Evans argues that children’s homes and Early Years and School Age Care have a commonality in the UK: a failure to distinguish between the costs of running a service and the ‘unit prices’ being paid for them from state funding. In the Early Years and School Age Care sector, the government decides on a fixed standardised price per child, per hour that will be paid to the provider for ‘free hours’. Evans points out that this fee for ‘free’ care is not related to actual costs which vary from provider to provider.
Gaps in the market
Evans finally argues that the current government spending approach in the UK is accelerating market failure and leaves gaps in the market that only large private equity-funded firms can buy and expand. Evans argues that the building of powerful cartels is not a positive move in any market, let alone the Early Years and School Age Care sector. Evans concludes, following a decade of examining the impact of competitive forces in public service markets, that market competition will not improve the provision of public goods and services.

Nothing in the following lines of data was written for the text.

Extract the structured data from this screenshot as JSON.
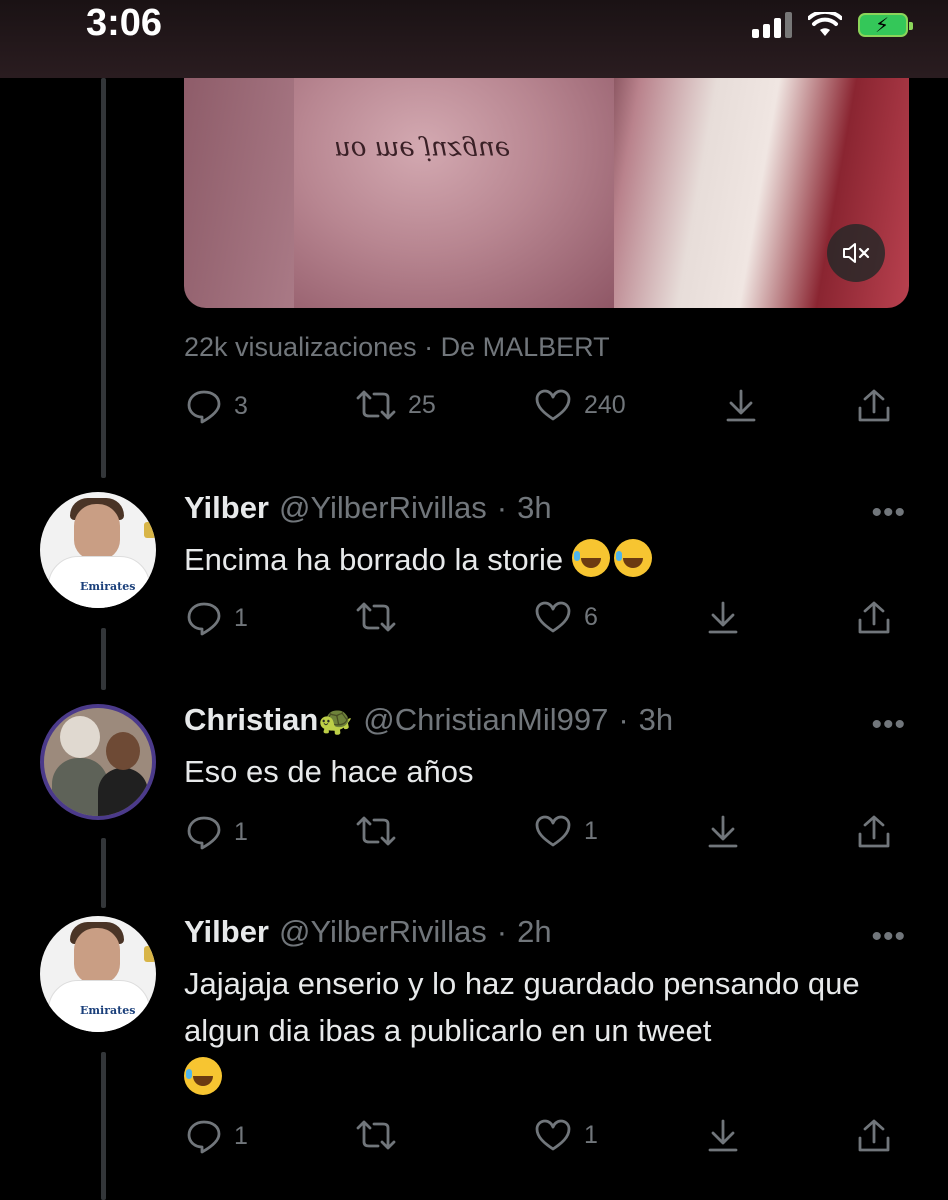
{
  "status_bar": {
    "time": "3:06"
  },
  "tweet": {
    "media_overlay_text": "no me juzgue",
    "views": "22k visualizaciones · De MALBERT",
    "actions": {
      "replies": "3",
      "retweets": "25",
      "likes": "240"
    }
  },
  "replies": [
    {
      "name": "Yilber",
      "emoji_after_name": "",
      "handle": "@YilberRivillas",
      "time": "3h",
      "text": "Encima ha borrado la storie",
      "emojis": [
        "🤣",
        "🤣"
      ],
      "replies": "1",
      "retweets": "",
      "likes": "6"
    },
    {
      "name": "Christian",
      "emoji_after_name": "🐢",
      "handle": "@ChristianMil997",
      "time": "3h",
      "text": "Eso es de hace años",
      "emojis": [],
      "replies": "1",
      "retweets": "",
      "likes": "1"
    },
    {
      "name": "Yilber",
      "emoji_after_name": "",
      "handle": "@YilberRivillas",
      "time": "2h",
      "text": "Jajajaja enserio y lo haz guardado pensando que algun dia ibas a publicarlo en un tweet",
      "emojis": [
        "😂"
      ],
      "replies": "1",
      "retweets": "",
      "likes": "1"
    }
  ],
  "separator": "·",
  "more_label": "•••"
}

In Ireland, the Government announced an increase in funding for the sector, with it reaching €1 billion for the first time, which Early Childhood Ireland welcomed. This increase in funding includes investment in the National Childcare Scheme and Core Funding, both of which aim to reduce costs for parents. As in the UK, the government here will need to also move beyond a focus on fees and ensure that Ireland moves to increase overall investment in Early Years and School Age Care with the main effort on providing equitable access to high-quality provision for all children, regardless of their location, parental income, and any form of disadvantage.